# Markdown Pricing Under Unknown Demand

58 Pages Posted: 8 Jun 2021 Last revised: 5 Dec 2022

See all articles by Su Jia

## Su Jia

Carnegie Mellon University - David A. Tepper School of Business

## Andrew Li

affiliation not provided to SSRN

## R. Ravi

Carnegie Mellon University - David A. Tepper School of Business

Date Written: June 7, 2021

### Abstract

We consider the Unimodal Multi-Armed Bandit problem where the goal is to find the optimal price under an unknown unimodal reward function, with an additional "markdown" constraint that requires that the price exploration is non-increasing. This markdown optimization problem faithfully models a single-product revenue management problem where the objective is to adaptively reduce the price over a finite sales horizon to maximize expected revenues.

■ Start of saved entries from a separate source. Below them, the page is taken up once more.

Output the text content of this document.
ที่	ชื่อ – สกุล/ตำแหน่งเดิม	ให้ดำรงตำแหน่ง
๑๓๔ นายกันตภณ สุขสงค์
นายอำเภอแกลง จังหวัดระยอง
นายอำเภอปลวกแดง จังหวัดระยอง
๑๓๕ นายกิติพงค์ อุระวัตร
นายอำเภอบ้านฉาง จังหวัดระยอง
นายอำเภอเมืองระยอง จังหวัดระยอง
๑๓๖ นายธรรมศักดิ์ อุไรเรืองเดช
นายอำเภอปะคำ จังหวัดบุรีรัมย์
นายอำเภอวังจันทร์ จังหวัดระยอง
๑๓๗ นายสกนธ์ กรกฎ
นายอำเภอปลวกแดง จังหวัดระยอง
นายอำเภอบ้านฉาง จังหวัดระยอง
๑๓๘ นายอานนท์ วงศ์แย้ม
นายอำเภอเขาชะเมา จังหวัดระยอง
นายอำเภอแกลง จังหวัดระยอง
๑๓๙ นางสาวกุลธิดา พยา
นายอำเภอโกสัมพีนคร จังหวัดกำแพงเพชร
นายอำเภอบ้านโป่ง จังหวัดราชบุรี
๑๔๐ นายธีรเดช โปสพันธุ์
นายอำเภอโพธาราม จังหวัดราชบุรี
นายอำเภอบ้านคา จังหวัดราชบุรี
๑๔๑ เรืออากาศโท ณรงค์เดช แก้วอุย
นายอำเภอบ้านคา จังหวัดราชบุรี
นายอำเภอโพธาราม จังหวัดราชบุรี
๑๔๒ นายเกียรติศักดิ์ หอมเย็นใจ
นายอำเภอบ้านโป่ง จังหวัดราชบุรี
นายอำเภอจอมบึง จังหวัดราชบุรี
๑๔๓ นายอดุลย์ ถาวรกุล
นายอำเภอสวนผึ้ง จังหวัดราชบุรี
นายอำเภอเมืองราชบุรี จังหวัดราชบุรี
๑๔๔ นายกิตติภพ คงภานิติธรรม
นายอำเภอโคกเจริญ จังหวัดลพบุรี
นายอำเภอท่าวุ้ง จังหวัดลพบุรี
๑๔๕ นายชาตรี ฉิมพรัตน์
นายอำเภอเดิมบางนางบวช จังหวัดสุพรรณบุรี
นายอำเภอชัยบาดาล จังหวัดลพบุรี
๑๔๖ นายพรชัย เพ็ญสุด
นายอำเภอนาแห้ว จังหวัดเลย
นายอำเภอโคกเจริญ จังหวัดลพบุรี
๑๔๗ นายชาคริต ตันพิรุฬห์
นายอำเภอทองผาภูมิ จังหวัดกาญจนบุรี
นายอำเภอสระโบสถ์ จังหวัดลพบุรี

We measure the performance of an adaptive exploration-exploitation policy in terms of the regret: the revenue loss relative to the maximum revenue that could have been attained when the demand curve is known in advance. For the case of $L$-Lipschitz-bounded unimodal revenue functions with infinite inventory, we present a natural policy that explores the price space at a uniform optimal speed in $T$ steps and has regret $O(T^{3/4} (L\log T)^{1/4})$.

On the other side, we provide an almost-matching lower bound of $\Omg(L^{1/4}T^{3/4})$ on the regret of any policy. Further, under mild assumptions, we show that the above tight bounds also hold when the \inv\ is finite but is on the order of $\Omg(T)$. Our tight regret bounds highlight the additional complexity of the markdown constraint, and are asymptotically higher than the corresponding bounds without this markdown requirement of $\tilde{\Theta}(T^{1/2})$ for unimodal bandits and $\tilde{\Theta}(L^{1/3} T^{2/3})$ for $L$-Lipschitz bandits. We finally consider a generalization called Dynamic Pricing with Markup Penalty where the seller is allowed to increase the price by paying a markup penalty of magnitude $O(T^c)$ per markup where $c\in [0,1]$ is a given constant. We extend our results to a tight $\tilde O(T^{\mathrm{med}\{\frac{2}{3}, \frac{3}{4}, c\}})$ regret bound for this variant\footnote{$\mathrm{med}\{a,b,c\}$ denotes the median of the numbers $a,b,c$.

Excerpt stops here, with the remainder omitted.